Highlights & Insights

  • Paradigm Shift: Reconceptualizes hallucination from a "defect to be eliminated" to an "optimizable resource," rigorously operationalizing humanities theory (Hartman’s critical fabulation) into a measurable NLP task.
  • Rigorous Auditing: Using fully open-source training data (OLMO-2) for double-contamination auditing (substring + behavioral probes) creates a robust precedent for "unseen data" evaluation.
  • Tailored Evaluation: Employs narrative-specific embeddings (story-emb) rather than general semantic ones, with human-calibrated thresholds, demonstrating nuanced understanding that narrative verisimilitude \(\neq\) semantic proximity.
  • Social Value Orientation: Explicitly includes a Humanities Mission Statement and Ethics Statement, emphasizing that the goal is not to invent fake history but to serve as a "recovery technology" for archival silences.

Limitations & Future Work

  • High Sensitivity: Performance is highly dependent on prompts and input structure, limiting the robustness of conclusions.
  • Monolingual/Monocultural: Experiments are limited to English and Black history; generalizability to other traditions is unknown.
  • Lack of Training/Inference Optimization: Current work is zero-shot; no methods have been designed yet to explicitly optimize "well-defined, evidence-constrained confabulation."
  • Ethical Risks: Authors acknowledge the need for provenance tracking and ethical guardrails to prevent reconstruction from inadvertently "compounding archival violence."
  • Useful Hallucinations: Follows the lineage of Jiang et al. 2024 and Sui et al. 2024 regarding the value of confabulation, but provides the first systematic evidence-constrained evaluation framework.
  • AI Text Restoration: Extends domain-specific restoration (e.g., AlphaGeometry for ancient texts, Assael et al. 2022/2025) into the more open semantic space of cultural/historical narrative.
  • Data Contamination Detection: Echoes behavioral probe logic (Oren et al. 2024) and notes the unreliability of MIA in OOD settings (Maini/Duan et al. 2024), prompting the use of open-data models for auditing—a useful reminder for all "unseen data" evaluations.

Rating

  • Novelty: ⭐⭐⭐⭐⭐ High originality in operationalizing "critical fabulation" as an NLP task and reframing hallucination as an asset.
  • Experimental Thoroughness: ⭐⭐⭐⭐ Solid analysis across 19 models, multiple prompts, and various metadata; rigorous auditing.
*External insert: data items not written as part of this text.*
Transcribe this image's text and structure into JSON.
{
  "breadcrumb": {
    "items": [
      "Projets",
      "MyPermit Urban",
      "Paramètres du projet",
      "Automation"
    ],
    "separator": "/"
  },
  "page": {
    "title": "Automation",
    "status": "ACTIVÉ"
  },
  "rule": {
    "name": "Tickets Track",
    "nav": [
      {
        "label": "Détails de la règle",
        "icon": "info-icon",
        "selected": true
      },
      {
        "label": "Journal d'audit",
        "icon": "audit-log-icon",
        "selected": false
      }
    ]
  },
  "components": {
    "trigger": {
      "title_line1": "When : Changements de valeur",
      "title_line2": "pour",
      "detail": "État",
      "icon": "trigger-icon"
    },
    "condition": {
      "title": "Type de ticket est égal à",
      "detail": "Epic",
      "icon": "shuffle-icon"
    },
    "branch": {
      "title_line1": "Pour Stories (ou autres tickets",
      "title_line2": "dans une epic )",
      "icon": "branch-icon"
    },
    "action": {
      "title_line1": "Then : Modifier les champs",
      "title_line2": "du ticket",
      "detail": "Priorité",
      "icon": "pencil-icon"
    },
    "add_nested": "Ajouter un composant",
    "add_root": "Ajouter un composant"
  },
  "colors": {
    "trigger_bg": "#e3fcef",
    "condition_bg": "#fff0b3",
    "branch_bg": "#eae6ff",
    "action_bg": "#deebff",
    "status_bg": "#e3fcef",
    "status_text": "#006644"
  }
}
Restricted by single-culture/language and lack of fine-tuning methods.
  • Writing Quality: ⭐⭐⭐⭐⭐ Clear and powerful interdisciplinary motivation; research questions (R1-R3) are well-organized.
  • Value: ⭐⭐⭐⭐ Opens a quantifiable research direction for "beneficial hallucinations" in digital humanities; significant social and methodological merit.